Na posição de MODESTO CARVALHOSA[13], não há possibilidade de haver esta presunção de renúncia ao juízo estatal se se firmou a cláusula compromissória. Segundo este autor, a cláusula compromissória se forma pela declaração de vontade da sociedade e daqueles acionistas que realmente manifestam a sua vontade de estabelecê-la no estatuto. Portanto, demanda uma declaração formal expressa da vontade da sociedade e dos acionistas, quer seja na constituição da sociedade, quer seja em momento posterior quando da alteração estatutária.
É então, segundo CARVALHOSA, um pacto parassocial, e não um pacto organizativo da sociedade, uma vez que esta, como os acionistas fazem parte de um conflito concreto. Assim, sendo a sociedade parte, ela não tem seu poder de império, não se impõe como centro de interesses universais dos acionistas, porque não está sendo dela emanadas normas de organização da sociedade, assim como uma maneira de dirimir questões entre a sociedade e os acionistas ou entre os próprios acionistas. Trata-se neste enfoque, de uma restrição ao direito essencial estabelecido no artigo 5º, inciso XXXV, da Constituição Federal.
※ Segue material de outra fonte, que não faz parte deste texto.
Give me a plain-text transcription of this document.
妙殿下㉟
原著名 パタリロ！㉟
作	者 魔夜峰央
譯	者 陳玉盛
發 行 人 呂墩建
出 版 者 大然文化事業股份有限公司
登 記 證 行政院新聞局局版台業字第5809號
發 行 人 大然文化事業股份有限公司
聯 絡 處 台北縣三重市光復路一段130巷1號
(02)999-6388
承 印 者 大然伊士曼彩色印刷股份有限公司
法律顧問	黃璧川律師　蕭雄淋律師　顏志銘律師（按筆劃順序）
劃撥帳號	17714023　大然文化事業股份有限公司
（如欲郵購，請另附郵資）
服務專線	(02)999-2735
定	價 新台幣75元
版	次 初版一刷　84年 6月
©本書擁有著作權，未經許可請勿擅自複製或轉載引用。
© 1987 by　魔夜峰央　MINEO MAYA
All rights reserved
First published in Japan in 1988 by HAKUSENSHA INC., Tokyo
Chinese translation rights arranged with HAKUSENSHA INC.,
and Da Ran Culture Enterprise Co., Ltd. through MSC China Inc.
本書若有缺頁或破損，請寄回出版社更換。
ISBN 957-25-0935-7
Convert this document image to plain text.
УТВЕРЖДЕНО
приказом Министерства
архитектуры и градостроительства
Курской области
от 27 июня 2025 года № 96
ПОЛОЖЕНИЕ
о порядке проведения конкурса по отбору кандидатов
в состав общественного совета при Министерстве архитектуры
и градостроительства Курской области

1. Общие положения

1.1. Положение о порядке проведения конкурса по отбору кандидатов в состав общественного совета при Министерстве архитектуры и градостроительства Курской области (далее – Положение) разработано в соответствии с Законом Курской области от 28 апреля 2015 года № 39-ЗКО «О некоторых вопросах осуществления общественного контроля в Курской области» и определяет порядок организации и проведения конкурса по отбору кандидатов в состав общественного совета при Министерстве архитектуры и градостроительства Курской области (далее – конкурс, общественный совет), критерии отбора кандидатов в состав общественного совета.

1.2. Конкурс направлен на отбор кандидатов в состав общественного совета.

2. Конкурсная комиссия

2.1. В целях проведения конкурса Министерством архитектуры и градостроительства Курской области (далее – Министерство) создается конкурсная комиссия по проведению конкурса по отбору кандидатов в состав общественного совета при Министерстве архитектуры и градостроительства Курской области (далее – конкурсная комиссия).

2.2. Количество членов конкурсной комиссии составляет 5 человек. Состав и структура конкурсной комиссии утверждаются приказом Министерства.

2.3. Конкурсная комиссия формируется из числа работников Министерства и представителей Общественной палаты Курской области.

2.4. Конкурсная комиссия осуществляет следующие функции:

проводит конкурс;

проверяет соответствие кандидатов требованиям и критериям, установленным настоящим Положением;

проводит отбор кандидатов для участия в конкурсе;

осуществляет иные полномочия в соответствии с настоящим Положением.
Sendo assim, não pode haver presunção de renúncia. Ninguém pode deixar de ter o direito constitucional pétreo com base em uma presunção de renúncia. Quer dizer, não se pode presumir que alguém, porque está previsto nos estatuto, não possa se socorrer do juízo estatal. Isso é importante, pois não tem a arbitragem natureza de cláusula organizativa da sociedade, mas de um pacto social. Ou seja, não pode, em hipótese alguma, obrigar a adesão dos acionistas ao pacto parassocial inserido no estatuto. Deve haver na cláusula compromissória uma absoluta identidade entre aqueles que desejam a cláusula e a sua aplicação.
Faz-se indispensável no estudo da cláusula compromissória, enfrentar o problema decorrente da redação defeituosa ou lacuna de tal cláusula, uma vez que podem prejudicar ou dificultar a instalação do juízo arbitral, face à carência de previsão completa do procedimento para a sua instauração.
Para a redação da cláusula compromissória, deve-se ter em vista elementos obrigatórios, sob pena de sua invalidade. Tais elementos, denominados de condições mínimas de operacionalização, segundo SELMA FERREIRA LOPES[14], conduzem à possibilidade de se interpretar a cláusula compromissória como eficaz a subtrair da apreciação do Poder Judiciário, determinados conflitos sobre direitos disponíveis.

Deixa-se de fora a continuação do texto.